Could you please share your sample odt file for me to recreate this issue? @eerFun

eerFun commented 2 years ago

Yes, of course. Here you are. text.odt

zhdan88vadim commented 2 years ago

Hi, I found quick solution. In my case I can add filter to decompress function and it work. Further on the code I see that only one file is used content.xml. Checked it on .odt file.

/node_modules/officeparser/officeParser.js

decompress(filename, decompressLocation, {
                filter: function (x) {
                      return x.path === 'content.xml';
                }
            }).
    if (validateFileExtension(filename, ["odt", "odp", "ods"])) {
        try {
            decompress(filename, decompressLocation, {
                filter: function (x) {
                     return x.path === 'content.xml';
                }
            }).then(files => {
                myTextOpenOffice = [];
                if (fs.existsSync(decompressLocation + "/content.xml")) {
                    fs.readFile(decompressLocation + '/content.xml', 'utf8', function (err, data) {
                        if (err) {
                            if (outputToConsoleWhenRequired) console.log(err);
                            return callback(undefined, err);
                        }
xiconet commented 1 year ago

Same kind of issue here, on Linux mint 21. @zhdan88vadim Could you please be so kind to specify if you add or replace code, and where exacly ?
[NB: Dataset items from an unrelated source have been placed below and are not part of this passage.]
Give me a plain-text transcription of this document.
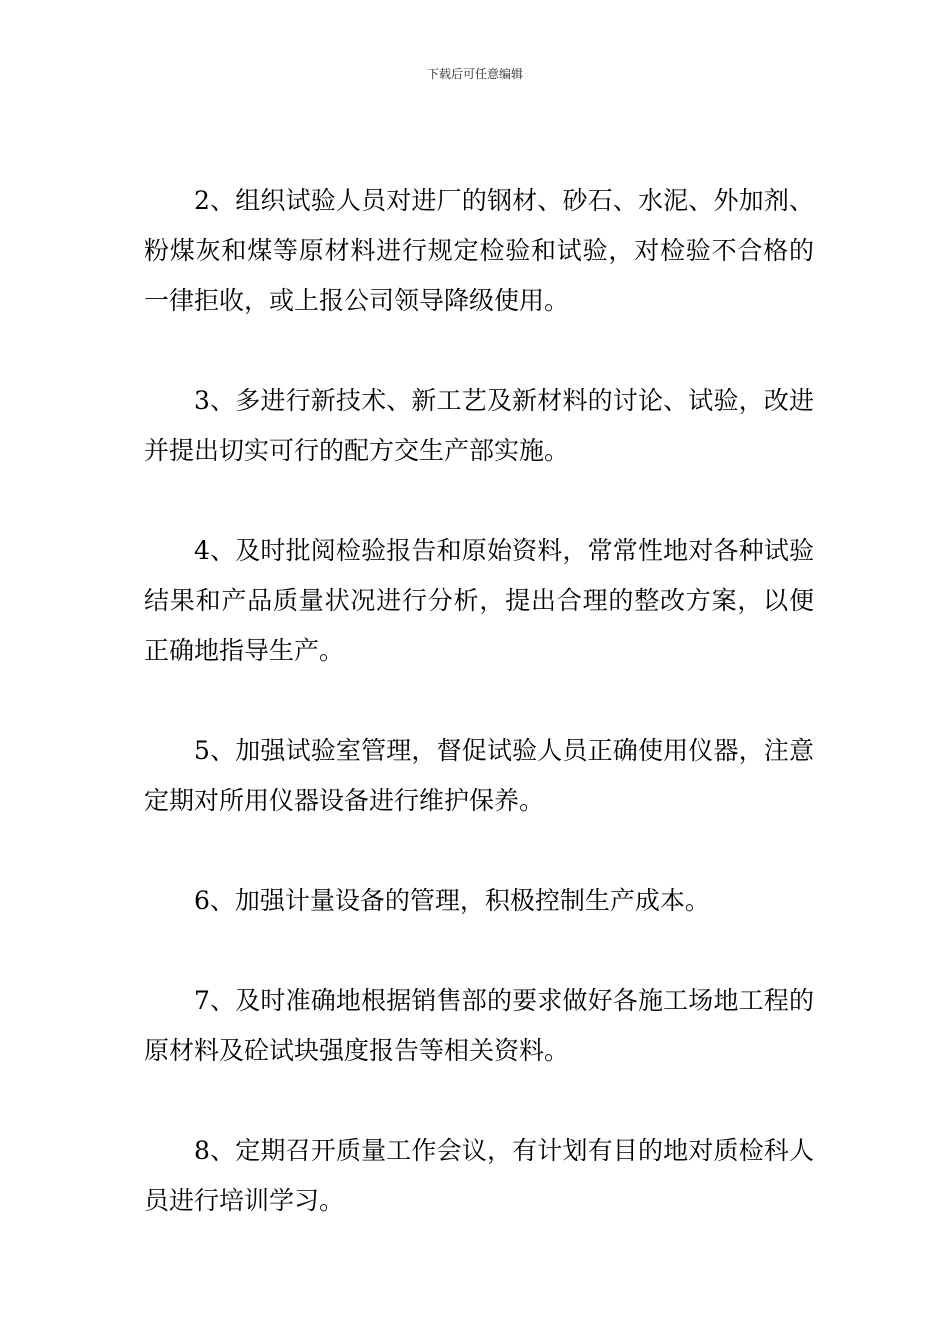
下载后可任意编辑

2、组织试验人员对进厂的钢材、砂石、水泥、外加剂、粉煤灰和煤等原材料进行规定检验和试验，对检验不合格的一律拒收，或上报公司领导降级使用。

3、多进行新技术、新工艺及新材料的讨论、试验，改进并提出切实可行的配方交生产部实施。

4、及时批阅检验报告和原始资料，常常性地对各种试验结果和产品质量状况进行分析，提出合理的整改方案，以便正确地指导生产。

5、加强试验室管理，督促试验人员正确使用仪器，注意定期对所用仪器设备进行维护保养。

6、加强计量设备的管理，积极控制生产成本。

7、及时准确地根据销售部的要求做好各施工场地工程的原材料及砼试块强度报告等相关资料。

8、定期召开质量工作会议，有计划有目的地对质检科人员进行培训学习。
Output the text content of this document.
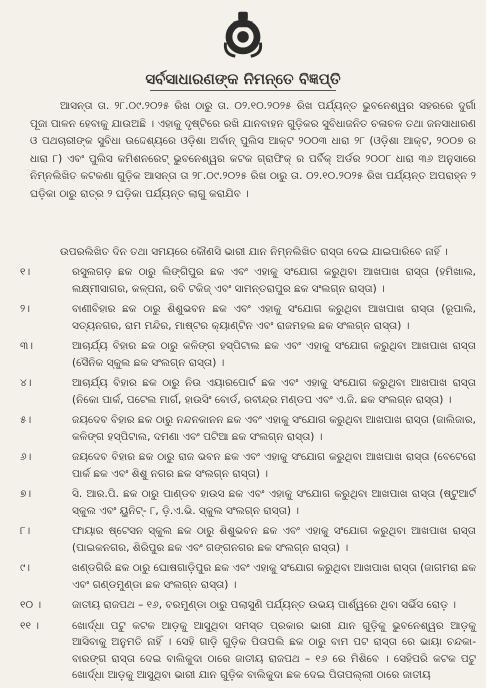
ସର୍ବସାଧାରଣଙ୍କ ନିମନ୍ତେ ବିଜ୍ଞପ୍ତି
ଆସନ୍ତା ତା. ୨୮.୦୯.୨୦୨୫ ରିଖ ଠାରୁ ତା. ୦୨.୧୦.୨୦୨୫ ରିଖ ପର୍ଯ୍ୟନ୍ତ ଭୁବନେଶ୍ୱର ସହରରେ ଦୁର୍ଗା ପୂଜା ପାଳନ ହେବାକୁ ଯାଉଅଛି । ଏହାକୁ ଦୃଷ୍ଟିରେ ରଖି ଯାନବାହନ ଗୁଡ଼ିକର ସୁବିଧାଜନିତ ଚଳାଚଳ ତଥା ଜନସାଧାରଣ ଓ ପଥଚାରୀଙ୍କ ସୁବିଧା ଉଦ୍ଦେଶ୍ୟରେ ଓଡ଼ିଶା ଅର୍ବାନ୍ ପୁଲିସ ଆକ୍ଟ ୨୦୦୩ ଧାରା ୨୮ (ଓଡ଼ିଶା ଆକ୍ଟ, ୨୦୦୭ ର ଧାରା ୮) ଏବଂ ପୁଲିସ କମିଶନରେଟ୍ ଭୁବନେଶ୍ୱର କଟକ ଗ୍ରାଫିକ୍ ର ପର୍ବିକ୍ ଅର୍ଡର ୨୦୦୮ ଧାରା ୩୬ ଅନୁସାରେ ନିମ୍ନଲିଖିତ କଟକଣା ଗୁଡ଼ିକ ଆସନ୍ତା ତା ୨୮.୦୯.୨୦୨୫ ରିଖ ଠାରୁ ତା. ୦୨.୧୦.୨୦୨୫ ରିଖ ପର୍ଯ୍ୟନ୍ତ ଅପରାହ୍ନ ୨ ଘଡ଼ିକା ଠାରୁ ରାତ୍ର ୨ ଘଡ଼ିକା ପର୍ଯ୍ୟନ୍ତ ଲାଗୁ କରାଯିବ ।
ଉପରଲିଖିତ ଦିନ ତଥା ସମୟରେ କୌଣସି ଭାରୀ ଯାନ ନିମ୍ନଲିଖିତ ରାସ୍ତା ଦେଇ ଯାଇପାରିବେ ନାହିଁ ।
୧।	ରସୁଲଗଡ଼ ଛକ ଠାରୁ ଲିଙ୍ଗିପୁର ଛକ ଏବଂ ଏହାକୁ ସଂଯୋଗ କରୁଥିବା ଆଖପାଖ ରାସ୍ତା (ହମିଖାଲ, ଲକ୍ଷ୍ମୀସାଗର, କଳ୍ପନା, ରବି ଟକିଜ୍ ଏବଂ ସାମନ୍ତରାପୁର ଛକ ସଂଲଗ୍ନ ରାସ୍ତା) ।
୨।	ବାଣୀବିହାର ଛକ ଠାରୁ ଶିଶୁଭବନ ଛକ ଏବଂ ଏହାକୁ ସଂଯୋଗ କରୁଥିବା ଆଖପାଖ ରାସ୍ତା (ରୂପାଲି, ସତ୍ୟନଗର, ରାମ ମନ୍ଦିର, ମାଷ୍ଟର କ୍ୟାଣ୍ଟିନ ଏବଂ ରାଜମହଲ ଛକ ସଂଲଗ୍ନ ରାସ୍ତା) ।
୩।	ଆଚାର୍ଯ୍ୟ ବିହାର ଛକ ଠାରୁ କଳିଙ୍ଗ ହସ୍ପିଟାଲ ଛକ ଏବଂ ଏହାକୁ ସଂଯୋଗ କରୁଥିବା ଆଖପାଖ ରାସ୍ତା (ସୈନିକ ସ୍କୁଲ ଛକ ସଂଲଗ୍ନ ରାସ୍ତା) ।
୪।	ଆଚାର୍ଯ୍ୟ ବିହାର ଛକ ଠାରୁ ନିଉ ଏୟାରପୋର୍ଟ ଛକ ଏବଂ ଏହାକୁ ସଂଯୋଗ କରୁଥିବା ଆଖପାଖ ରାସ୍ତା (ନିକୋ ପାର୍କ, ପଟେଲ ମାର୍ଗ, ହାଉସିଂ ବୋର୍ଡ, ରବୀନ୍ଦ୍ର ମଣ୍ଡପ ଏବଂ ଏ.ଜି. ଛକ ସଂଲଗ୍ନ ରାସ୍ତା) ।
୫।	ଜୟଦେବ ବିହାର ଛକ ଠାରୁ ନନ୍ଦନକାନନ ଛକ ଏବଂ ଏହାକୁ ସଂଯୋଗ କରୁଥିବା ଆଖପାଖ ରାସ୍ତା (ଜାଲିଜାର, କଳିଙ୍ଗ ହସ୍ପିଟାଲ, ଦମଣା ଏବଂ ପଟିଆ ଛକ ସଂଲଗ୍ନ ରାସ୍ତା) ।
୬।	ଜୟଦେବ ବିହାର ଛକ ଠାରୁ ରାଜ ଭବନ ଛକ ଏବଂ ଏହାକୁ ସଂଯୋଗ କରୁଥିବା ଆଖପାଖ ରାସ୍ତା (ବେଟେରୋ ପାର୍କ ଛକ ଏବଂ ଶିଶୁ ନଗର ଛକ ସଂଲଗ୍ନ ରାସ୍ତା) ।
୭।	ସି. ଆର.ପି. ଛକ ଠାରୁ ପାଣ୍ଡବ ହାଉସ ଛକ ଏବଂ ଏହାକୁ ସଂଯୋଗ କରୁଥିବା ଆଖପାଖ ରାସ୍ତା (ଷ୍ଟୁଆର୍ଟ ସ୍କୁଲ ଏବଂ ୟୁନିଟ୍- ୮, ଡ଼ି.ଏ.ଭି. ସ୍କୁଲ ସଂଲଗ୍ନ ରାସ୍ତା) ।
୮।	ଫାୟାର ଷ୍ଟେସନ ସ୍କୁଲ ଛକ ଠାରୁ ଶିଶୁଭବନ ଛକ ଏବଂ ଏହାକୁ ସଂଯୋଗ କରୁଥିବା ଆଖପାଖ ରାସ୍ତା (ପାଇକନଗର, ଶିରିପୁର ଛକ ଏବଂ ଗଙ୍ଗନଗର ଛକ ସଂଲଗ୍ନ ରାସ୍ତା) ।
୯।	ଖଣ୍ଡଗିରି ଛକ ଠାରୁ ଘୋଷଗାଡ଼ିପୁର ଛକ ଏବଂ ଏହାକୁ ସଂଯୋଗ କରୁଥିବା ଆଖପାଖ ରାସ୍ତା (ଜାଗମରା ଛକ ଏବଂ ଗଣ୍ଡମୁଣ୍ଡା ଛକ ସଂଲଗ୍ନ ରାସ୍ତା) ।
୧୦ ।	ଜାତୀୟ ରାଜପଥ – ୧୬, ବରମୁଣ୍ଡା ଠାରୁ ପଲାସୁଣି ପର୍ଯ୍ୟନ୍ତ ଉଭୟ ପାର୍ଶ୍ୱରେ ଥିବା ସର୍ଭିସ ରୋଡ଼ ।
୧୧ ।	ଖୋର୍ଦ୍ଧା ପଟୁ କଟକ ଆଡ଼କୁ ଆସୁଥିବା ସମସ୍ତ ପ୍ରକାର ଭାରୀ ଯାନ ଗୁଡ଼ିକୁ ଭୁବନେଶ୍ୱର ଆଡ଼କୁ ଆସିବାକୁ ଅନୁମତି ନାହିଁ । ସେହି ଗାଡ଼ି ଗୁଡ଼ିକ ପିତାପଲି ଛକ ଠାରୁ ବାମ ପଟ ରାସ୍ତା ରେ ଭାୟା ଚନ୍ଦକା-ବାରଙ୍ଗ ରାସ୍ତା ଦେଇ ବାଲିକୁଦା ଠାରେ ଜାତୀୟ ରାଜପଥ – ୧୬ ରେ ମିଶିବେ । ସେହିପରି କଟକ ପଟୁ ଖୋର୍ଦ୍ଧା ଆଡ଼କୁ ଆସୁଥିବା ଭାରୀ ଯାନ ଗୁଡ଼ିକ ବାଲିକୁଦା ଛକ ଦେଇ ପିତାପଲ୍ଲୀ ଠାରେ ଜାତୀୟ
harshankur commented 1 year ago

@SoftwareIISGubbio @eerFun @zhdan88vadim @xiconet I am extremely sorry for not taking care of this issue for a long time. I have pushed a new version 3.0.0 with a lot of code improvements and improved error handling. Please update here if the issue persists.